Black flies are about 2-3 milimeters long (VERY TINY!)
These small flies are commonly called “buffalo gnats” because of their humped back appearance. They are typically dark in color and appear in a variety of neutral shades from light gray to black. They belong to the order Diptera (Flies) and the family Simuliidae.
The painfully itchy bite of the black fly is created when the female cuts a hole in the skin to suck blood from animals and people.
Females will attack incessantly around the eyes, ears, scalp and occasionally on the arms and exposed legs.
The pain and swelling of the bite are due to allergic reactions to foreign proteins and toxins that the female injects when feeding. Black flies transmit diseases in the tropics, such as River Blindness. Fortunately, they do not transmit any diseases to humans in California, but can cause extreme discomfort and irritation due to their biting habits and/or great numbers.
Their bites are painful, but they do NOT transmit diseases in LA County
Black Fly Life Cycle
Black flies breed in flowing water from rivers and streams to irrigation ditches. After mating the female deposits the fertilized eggs on rocks or other substrate in swift flowing water. Larvae emerge from eggs and develop aquatically, feeding on algae and organic matter flowing by in the moving water. In 7-10 days they develop into pupae.

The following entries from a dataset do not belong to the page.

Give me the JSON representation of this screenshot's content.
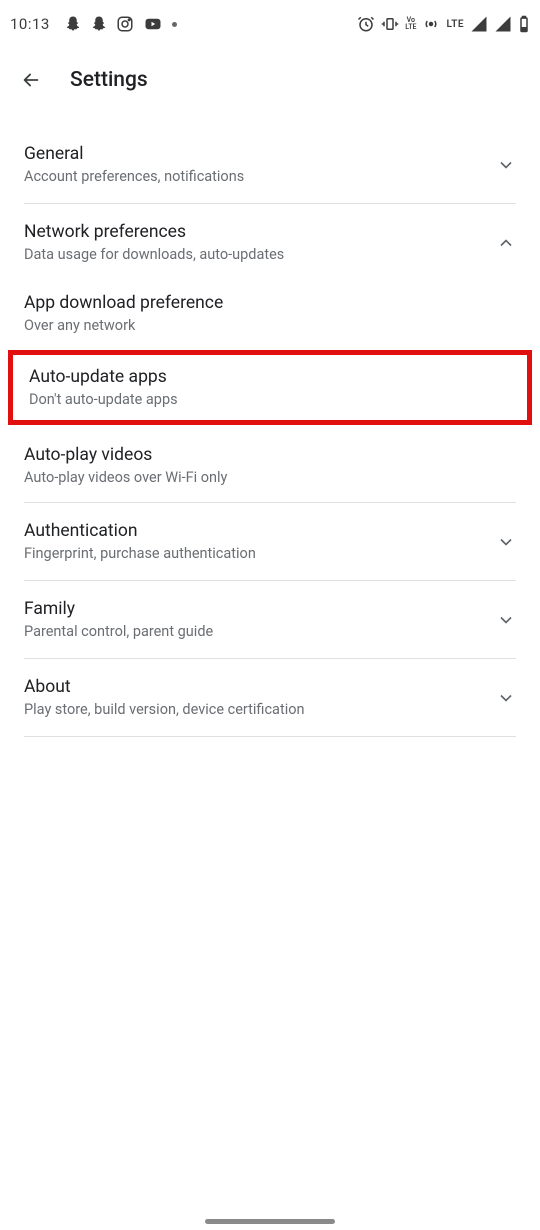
{
  "status": {
    "time": "10:13",
    "lte": "LTE"
  },
  "header": {
    "title": "Settings"
  },
  "sections": {
    "general": {
      "title": "General",
      "subtitle": "Account preferences, notifications"
    },
    "network": {
      "title": "Network preferences",
      "subtitle": "Data usage for downloads, auto-updates"
    },
    "download": {
      "title": "App download preference",
      "subtitle": "Over any network"
    },
    "autoupdate": {
      "title": "Auto-update apps",
      "subtitle": "Don't auto-update apps"
    },
    "autoplay": {
      "title": "Auto-play videos",
      "subtitle": "Auto-play videos over Wi-Fi only"
    },
    "auth": {
      "title": "Authentication",
      "subtitle": "Fingerprint, purchase authentication"
    },
    "family": {
      "title": "Family",
      "subtitle": "Parental control, parent guide"
    },
    "about": {
      "title": "About",
      "subtitle": "Play store, build version, device certification"
    }
  }
}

Turn OFF personal water features for 24 hours once a week.
*Don't forget to turn water back on to prevent mosquitoes*
Adults emerge from the pupal case through a slit and float to the surface on a bubble of air. Emerging adults live from 2-3 weeks. They are usually found from spring through fall, with the greatest numbers appearing in the late spring and summer. They are active during the day, with peak activity in the morning and early evening.

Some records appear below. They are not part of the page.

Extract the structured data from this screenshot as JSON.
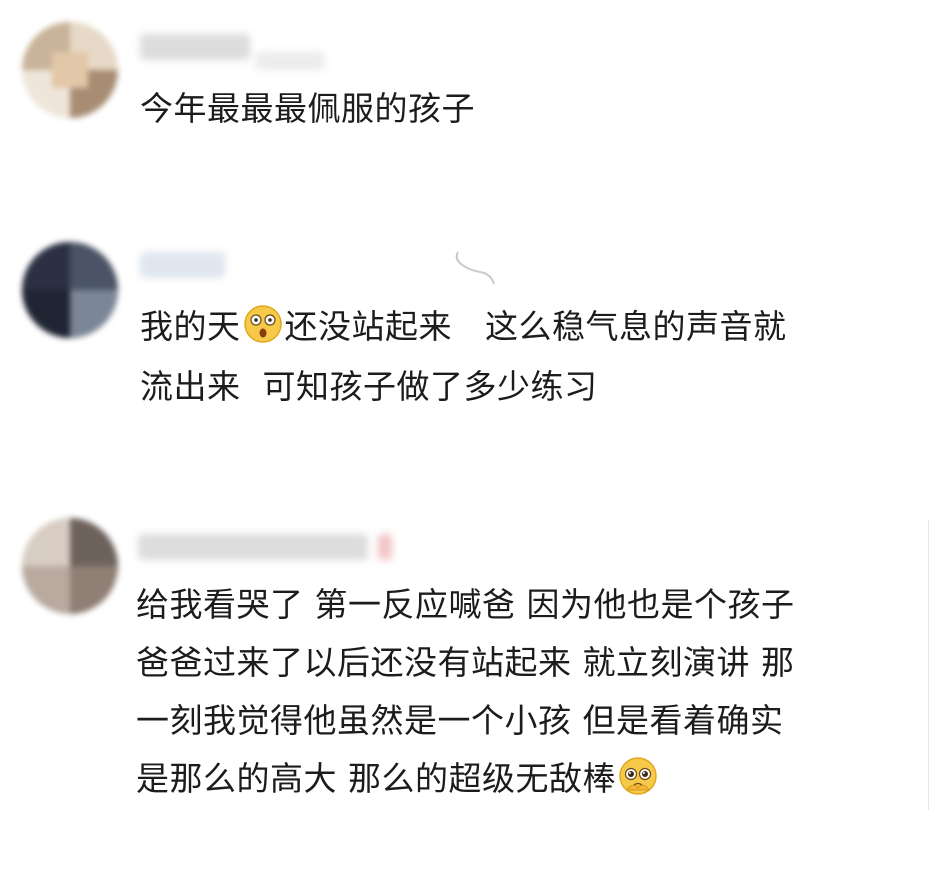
{
  "comments": [
    {
      "text_lines": [
        "今年最最最佩服的孩子"
      ],
      "username_redacted": true,
      "avatar_colors": [
        "#c9b39a",
        "#e7d9c7",
        "#a88d73"
      ]
    },
    {
      "text_line_1_part_1": "我的天",
      "emoji_1": "astonished-face-emoji",
      "text_line_1_part_2": "还没站起来   这么稳气息的声音就",
      "text_line_2": "流出来  可知孩子做了多少练习",
      "username_redacted": true,
      "avatar_colors": [
        "#2b3143",
        "#4a5466",
        "#7b8696"
      ]
    },
    {
      "text_line_1": "给我看哭了 第一反应喊爸 因为他也是个孩子",
      "text_line_2": "爸爸过来了以后还没有站起来 就立刻演讲 那",
      "text_line_3": "一刻我觉得他虽然是一个小孩 但是看着确实",
      "text_line_4": "是那么的高大 那么的超级无敌棒",
      "emoji_2": "pleading-face-emoji",
      "username_redacted": true,
      "avatar_colors": [
        "#b9aaa0",
        "#6e625c",
        "#d8cdc3"
      ]
    }
  ],
  "colors": {
    "text": "#1c1c1c",
    "background": "#ffffff",
    "redaction": "#d9d9d9",
    "redaction_accent": "#f2c4c4"
  }
}
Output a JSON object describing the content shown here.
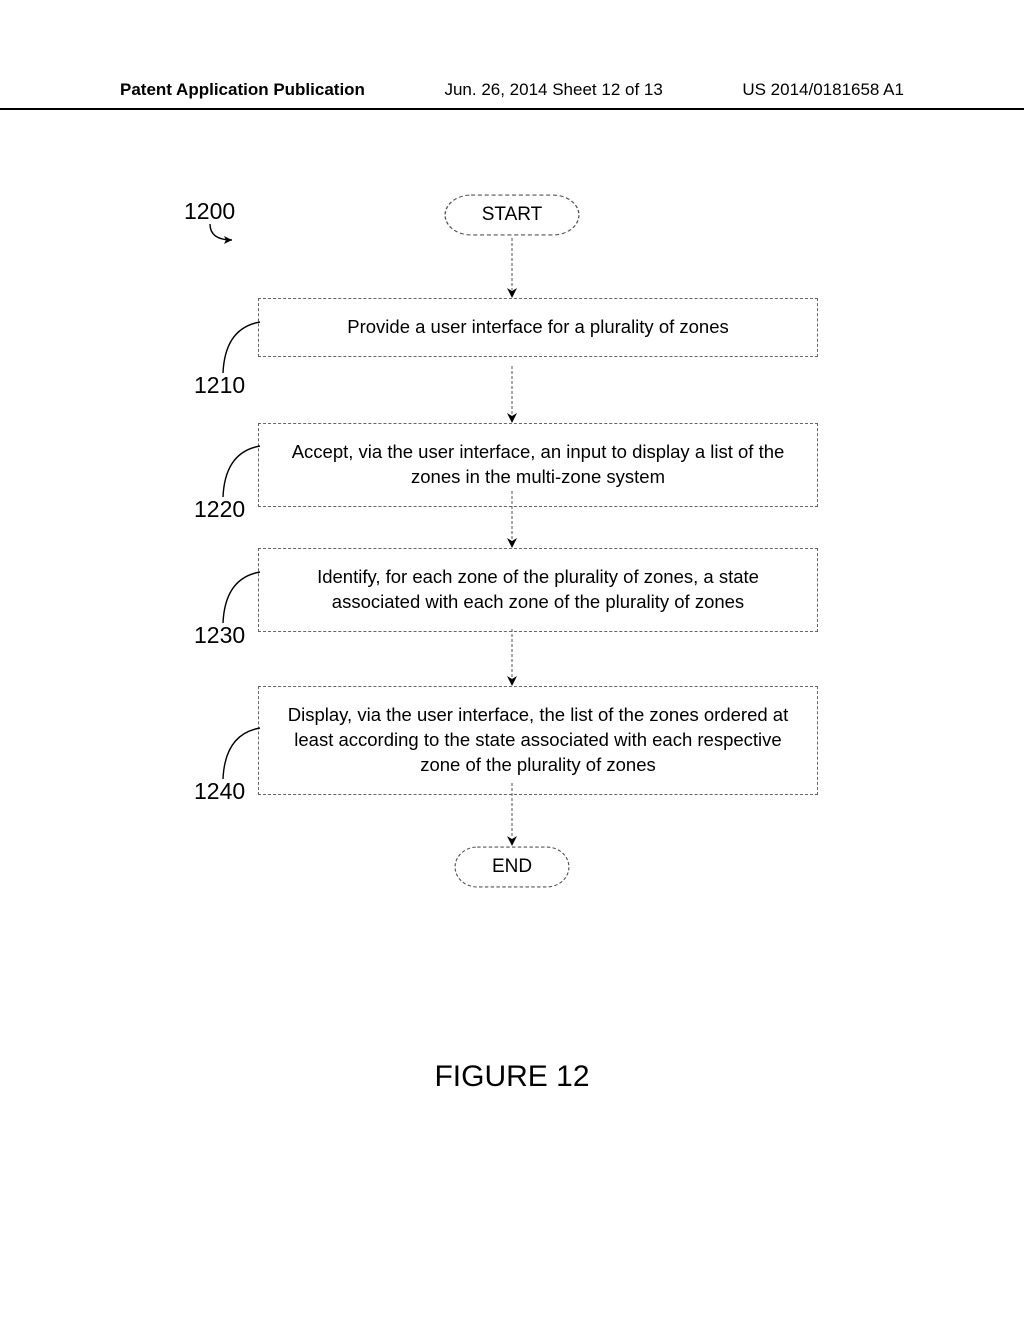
{
  "header": {
    "publication_type": "Patent Application Publication",
    "date_sheet": "Jun. 26, 2014  Sheet 12 of 13",
    "pub_number": "US 2014/0181658 A1"
  },
  "diagram": {
    "figure_number": "1200",
    "start_label": "START",
    "end_label": "END",
    "steps": [
      {
        "ref": "1210",
        "text": "Provide a user interface for a plurality of zones"
      },
      {
        "ref": "1220",
        "text": "Accept, via the user interface, an input to display a list of the zones in the multi-zone system"
      },
      {
        "ref": "1230",
        "text": "Identify, for each zone of the plurality of zones, a state associated with each zone of the plurality of zones"
      },
      {
        "ref": "1240",
        "text": "Display, via the user interface, the list of the zones ordered at least according to the state associated with each respective zone of the plurality of zones"
      }
    ]
  },
  "figure_caption": "FIGURE 12",
  "chart_data": {
    "type": "flowchart",
    "title": "FIGURE 12",
    "figure_ref": "1200",
    "nodes": [
      {
        "id": "start",
        "type": "terminal",
        "label": "START"
      },
      {
        "id": "1210",
        "type": "process",
        "label": "Provide a user interface for a plurality of zones"
      },
      {
        "id": "1220",
        "type": "process",
        "label": "Accept, via the user interface, an input to display a list of the zones in the multi-zone system"
      },
      {
        "id": "1230",
        "type": "process",
        "label": "Identify, for each zone of the plurality of zones, a state associated with each zone of the plurality of zones"
      },
      {
        "id": "1240",
        "type": "process",
        "label": "Display, via the user interface, the list of the zones ordered at least according to the state associated with each respective zone of the plurality of zones"
      },
      {
        "id": "end",
        "type": "terminal",
        "label": "END"
      }
    ],
    "edges": [
      {
        "from": "start",
        "to": "1210"
      },
      {
        "from": "1210",
        "to": "1220"
      },
      {
        "from": "1220",
        "to": "1230"
      },
      {
        "from": "1230",
        "to": "1240"
      },
      {
        "from": "1240",
        "to": "end"
      }
    ]
  }
}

- Avoid areas where black flies are active during the day.
- Wear light-colored long pants and long sleeves, especially whites and tans. Also wear a light colored hat.
- Apply insect repellent when outside. If you are bitten, avoid scratching and apply topical products to reduce itching.

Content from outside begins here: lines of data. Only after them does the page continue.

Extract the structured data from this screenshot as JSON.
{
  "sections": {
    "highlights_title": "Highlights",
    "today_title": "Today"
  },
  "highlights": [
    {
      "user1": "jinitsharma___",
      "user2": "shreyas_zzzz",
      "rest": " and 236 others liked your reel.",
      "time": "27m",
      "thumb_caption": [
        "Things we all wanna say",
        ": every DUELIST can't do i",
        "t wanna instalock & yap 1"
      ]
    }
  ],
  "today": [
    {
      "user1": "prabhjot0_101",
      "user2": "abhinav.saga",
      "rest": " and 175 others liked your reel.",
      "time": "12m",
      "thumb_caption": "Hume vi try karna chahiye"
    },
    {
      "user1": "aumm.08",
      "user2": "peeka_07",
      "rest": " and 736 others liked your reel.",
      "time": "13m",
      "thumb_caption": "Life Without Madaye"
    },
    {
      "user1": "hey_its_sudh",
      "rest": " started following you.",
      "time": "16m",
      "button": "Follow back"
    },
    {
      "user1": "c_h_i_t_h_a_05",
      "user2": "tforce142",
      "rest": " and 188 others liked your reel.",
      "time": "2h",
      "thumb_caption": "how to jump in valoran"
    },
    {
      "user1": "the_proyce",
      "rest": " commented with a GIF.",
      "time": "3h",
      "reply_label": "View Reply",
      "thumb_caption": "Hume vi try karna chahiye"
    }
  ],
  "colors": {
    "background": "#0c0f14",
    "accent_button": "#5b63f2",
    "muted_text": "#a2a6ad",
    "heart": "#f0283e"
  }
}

- Black flies are sensitive to weather conditions. They are most active on cloudy, humid days with low wind.
Control Agents Used to Combat Black Flies
Black fly management is accomplished by applying a natural soil bacteria called Bti to water sources where black flies breed. Bti stands for Bacillus thuringiensis israeliensis. Bti is a special formulation of common soil bacteria that is highly effective in controlling black flies and mosquitoes. Because it is extremely specific, Bti is considered one of the safest insect control agents ever developed. Other insects, birds, fish and mammals (including humans) do not have the stomach chemistry to be affected by Bti.